I have feelings for you I don’t truly understand
All I know I’d love to be able to hold your hand
When my gaze meets your eyes, my hearts all a flutter
Then I say something stupid and you think I’m a nutter
Looking back, this is a special piece. Out of all the pieces of valentines themed micro poetry I wrote in 2016, this one was actually aimed at someone in particular. Someone who I had fallen for in a really bad way. A fair bit of my my poetry has been inspired by that muse. Some of my most tragic romantic pieces as well as a few of the most hopefully poetry I’ve written since starting this blog.

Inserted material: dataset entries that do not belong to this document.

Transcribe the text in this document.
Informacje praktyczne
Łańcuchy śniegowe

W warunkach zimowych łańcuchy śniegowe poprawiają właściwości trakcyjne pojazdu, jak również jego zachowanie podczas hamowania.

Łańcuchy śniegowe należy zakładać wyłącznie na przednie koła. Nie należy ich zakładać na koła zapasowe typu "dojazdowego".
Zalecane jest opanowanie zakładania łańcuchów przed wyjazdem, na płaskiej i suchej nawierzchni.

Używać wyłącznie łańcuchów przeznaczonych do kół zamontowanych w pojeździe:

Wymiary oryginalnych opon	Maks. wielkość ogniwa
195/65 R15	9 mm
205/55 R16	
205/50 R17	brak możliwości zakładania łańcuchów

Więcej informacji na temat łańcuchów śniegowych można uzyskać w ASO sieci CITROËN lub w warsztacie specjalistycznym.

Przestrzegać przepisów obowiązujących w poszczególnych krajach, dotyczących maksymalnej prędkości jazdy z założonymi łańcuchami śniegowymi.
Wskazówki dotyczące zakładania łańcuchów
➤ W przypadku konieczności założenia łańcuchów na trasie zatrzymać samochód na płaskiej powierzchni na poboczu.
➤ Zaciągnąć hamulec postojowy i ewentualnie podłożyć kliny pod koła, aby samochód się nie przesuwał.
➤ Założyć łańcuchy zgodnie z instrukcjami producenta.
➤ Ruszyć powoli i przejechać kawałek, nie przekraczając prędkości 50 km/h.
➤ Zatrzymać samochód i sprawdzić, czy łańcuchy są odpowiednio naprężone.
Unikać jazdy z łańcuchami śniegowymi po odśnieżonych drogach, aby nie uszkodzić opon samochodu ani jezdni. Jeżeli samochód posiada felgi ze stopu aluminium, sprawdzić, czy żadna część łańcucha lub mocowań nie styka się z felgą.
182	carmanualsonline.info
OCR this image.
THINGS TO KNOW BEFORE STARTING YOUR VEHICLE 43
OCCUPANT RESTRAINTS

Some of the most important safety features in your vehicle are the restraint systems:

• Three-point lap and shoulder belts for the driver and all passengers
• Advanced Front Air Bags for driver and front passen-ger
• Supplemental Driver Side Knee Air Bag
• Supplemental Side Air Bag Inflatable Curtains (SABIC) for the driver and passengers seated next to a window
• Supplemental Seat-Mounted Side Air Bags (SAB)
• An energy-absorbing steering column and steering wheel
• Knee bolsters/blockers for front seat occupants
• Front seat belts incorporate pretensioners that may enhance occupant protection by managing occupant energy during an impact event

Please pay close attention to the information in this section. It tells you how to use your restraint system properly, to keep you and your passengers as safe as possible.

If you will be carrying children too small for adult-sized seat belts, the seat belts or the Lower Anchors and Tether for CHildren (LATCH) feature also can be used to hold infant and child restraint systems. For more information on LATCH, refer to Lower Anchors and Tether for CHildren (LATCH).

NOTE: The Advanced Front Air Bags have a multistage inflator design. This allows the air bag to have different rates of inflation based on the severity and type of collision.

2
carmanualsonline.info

It’s a nice piece, very sweet and describes my awkwardness quite well. The only issue I have re-reading this is that despite all the hopes and dreams I only ever got hurt in my pursuit of this girl. No regrets and completely all my own fault, but looking back it reminds me that I went a little stupid for a while.
I still think it’s special.
I even handmade this Valentine heart with the poem written on it. When I showed her, she wasn’t interested, but I really like the heart so I kept it and it now lives as part of my Valentines collection.
I feel bad that the romantics of this piece and the little bit of arts and crafts energy have been ignored. It may not have been wanted by the person it was intended for but I really enjoy it and it reminds me that heart racing thrill of being so head over heels for someone. I figure giving it a little spotlight this year might be nice. Plus there’s the vanity of showing off the heart itself, which I had a lot of fun making
For anyone that’s sat asking the question “what about the girl?” I honestly don’t know. I let the dreams of being with her go last shortly after this and decided that having that person in my life was more important that losing them because they don’t feel the same. So friends we were, till we weren’t. A few too many ignored text messages told me that she wasn’t even that keen on my friendship. I’ve not heard from her since November and whilst I’d love to check in and say hello, I’m smart enough to know that’s not what she wants. Regardless the love I had and still have in my heart for her won’t ever change. This piece is testament to that. Some people come into your life and make it better but don’t stick around. I figured out a while ago that we would never be more than people who worked together for a brief period, but I still miss her. I really hope she’s doing well and she’s happy. She deserves to be happy.
Luckily for me she doesn’t know that my blog exists and if she did she certainly doesn’t read it, so she gets to avoid the awkward pining of an old man who really should know better
I hope you lovely readers liked the poem, although if I’m honest, I hope you liked the heart more because I’m actually really proud of it. My artistic talent is pretty poor but I adore that heart.